Fang Lingmin, an NPC deputy and director of the Supervisory Commission of Guangxi Zhuang Autonomous Region, agrees with Liu. According to the amendment to the Constitution, the supervisory organs will coordinate with judicial organs, procuratorial organs, and law enforcement departments in the handling of duty-related offenses. Fang said that as the reform of the supervisory system deepens and the Supervision Law is promulgated, more laws will have to be revised to keep in line with the supervisory system reform and the Supervision Law, requiring that related departments better cooperate with each other.
“After the Supervision Law has taken effect, the Criminal Procedure Law, the Law on the Organization of the People’s Procuratorates, the Public Procurators Law and the State Compensation Law must be revised. We also need to establish and improve some other related systems and institutions,” Fang said.
Before being appointed director of the Supervisory Commission of Zhejiang, Liu was director of the International Cooperation Bureau of the CPC Central Commission for Discipline Inspection. He said that China’s supervisory system reform reviewed all excellent cultural traditions and governance measures in the country’s history. It also evaluated the experiences of anti-corruption practices and incorporated them into a law.

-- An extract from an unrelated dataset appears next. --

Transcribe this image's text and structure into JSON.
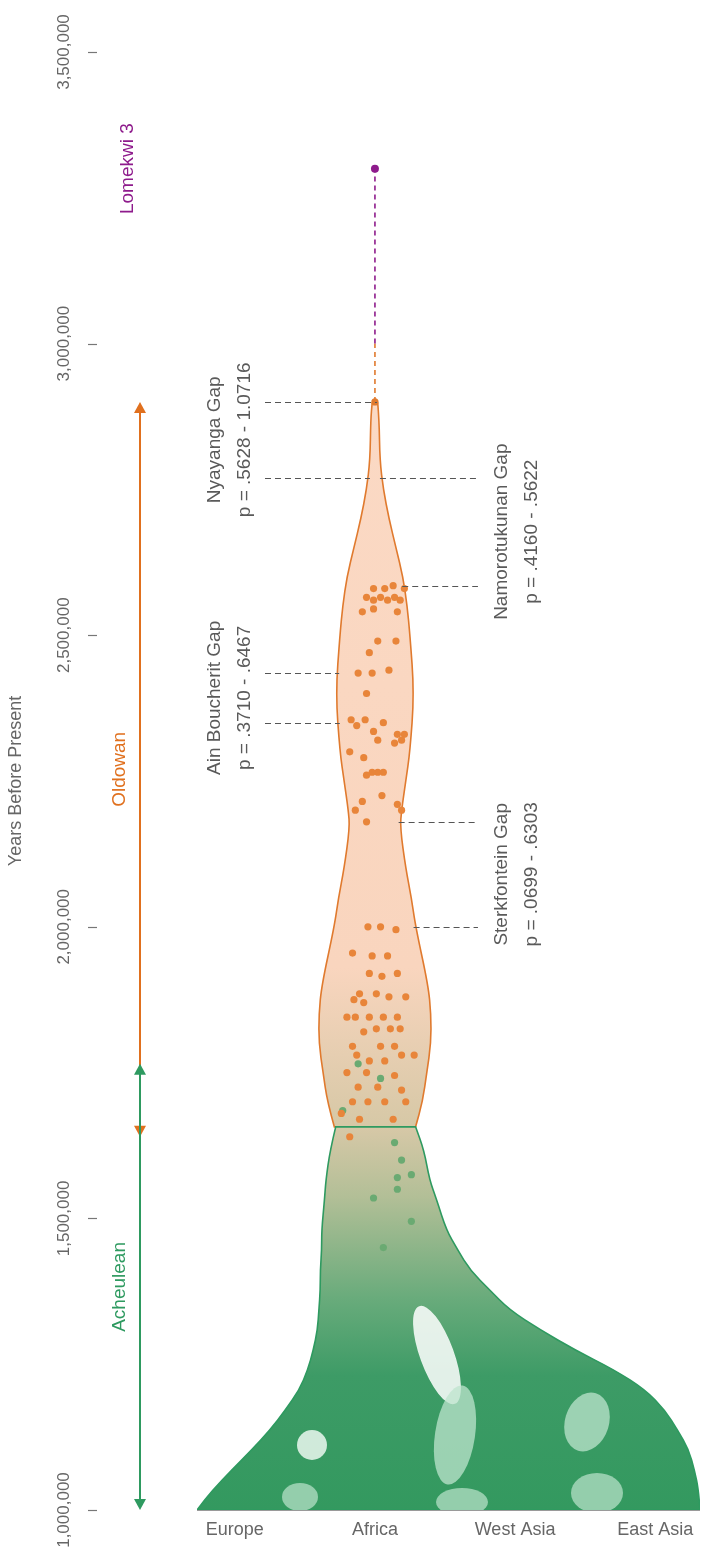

Fighting corruption with an open mind, China is ready to exchange ideas and cooperate with other countries to combat corruption, which will also help the country run the supervisory system better, Liu said.
“In the future, we will also strengthen anti-graft cooperation with other countries, including the exchange of ideas and collaboration in measures and specific cases. If other countries need help from China in fighting corruption, China is ready to lend a hand,” Liu said.